Now that Wells is out of the game, the focus of mergers among larger banks may shift away from California, some observers say.
John Hancock's Schmidt believes Summit Bancorp (SUB), Firstar (FSR), KeyCorp (KEY) and Mercantile (MTL) are potential takeover candidates. Though large, they aren't big enough to compete against the new behemoths, Schmidt said. They're also not so small as to be community banks, which aren't coveted by competitors.
"They're big enough to matter . . . yet not small enough to be survivors on their own," he said.
Schmidt also thinks Fleet Financial (FLT), BankBoston (BKB), Mellon (MEL) and Bank of New York (BK) could be taken over.
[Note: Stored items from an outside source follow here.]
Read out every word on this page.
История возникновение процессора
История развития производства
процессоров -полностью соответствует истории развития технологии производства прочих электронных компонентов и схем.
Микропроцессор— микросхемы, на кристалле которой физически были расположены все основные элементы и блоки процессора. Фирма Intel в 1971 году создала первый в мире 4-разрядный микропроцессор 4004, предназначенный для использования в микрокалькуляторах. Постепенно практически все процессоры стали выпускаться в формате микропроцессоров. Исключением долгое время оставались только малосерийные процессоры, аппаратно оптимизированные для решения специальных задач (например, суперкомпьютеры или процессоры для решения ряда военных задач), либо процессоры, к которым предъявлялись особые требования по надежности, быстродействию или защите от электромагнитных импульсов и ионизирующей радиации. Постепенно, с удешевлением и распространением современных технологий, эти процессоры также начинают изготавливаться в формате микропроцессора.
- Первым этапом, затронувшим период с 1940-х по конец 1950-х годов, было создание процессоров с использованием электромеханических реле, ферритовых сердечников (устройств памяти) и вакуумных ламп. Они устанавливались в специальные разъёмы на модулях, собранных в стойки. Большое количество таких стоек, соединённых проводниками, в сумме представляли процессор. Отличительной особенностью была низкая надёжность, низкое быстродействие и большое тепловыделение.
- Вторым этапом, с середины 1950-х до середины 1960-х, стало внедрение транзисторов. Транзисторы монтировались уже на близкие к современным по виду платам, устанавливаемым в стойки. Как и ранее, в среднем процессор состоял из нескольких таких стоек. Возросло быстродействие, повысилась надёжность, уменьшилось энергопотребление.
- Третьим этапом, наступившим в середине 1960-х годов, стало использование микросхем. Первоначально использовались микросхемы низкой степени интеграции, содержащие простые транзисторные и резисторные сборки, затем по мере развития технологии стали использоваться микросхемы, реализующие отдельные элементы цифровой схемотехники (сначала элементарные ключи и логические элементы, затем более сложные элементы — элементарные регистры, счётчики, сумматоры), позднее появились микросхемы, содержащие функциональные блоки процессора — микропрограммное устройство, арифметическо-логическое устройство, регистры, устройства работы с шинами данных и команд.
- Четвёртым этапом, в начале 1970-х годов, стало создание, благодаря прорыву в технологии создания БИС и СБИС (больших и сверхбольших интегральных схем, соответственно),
For the past several weeks, Wall Street was convinced that U.S. Bancorp (USB) would buy Wells. Now that it isn't, speculation rose Monday that the company and its high-profile chief executive, John F. Grundhofer, will make a deal with another company.
As for California, some analysts consider Beverly Hills-based City National (CYN) a prime takeover candidate. Seattle-based Washington Mutual (WAMU), which lately has gobbled up California thrifts Great Western and H.F. Ahmanson, may be coveted by a bank that's eager to enter California. However, its hefty $17.9-billion market capitalization makes Washington Mutual a less likely target.
Among smaller California banks, analysts expect the merger wave to roll on. Compared with other states, California still is relatively unconsolidated.
"I think we're still early on in California," Schmidt said. "There are so many banks in California [that] there are probably years of mergers ahead."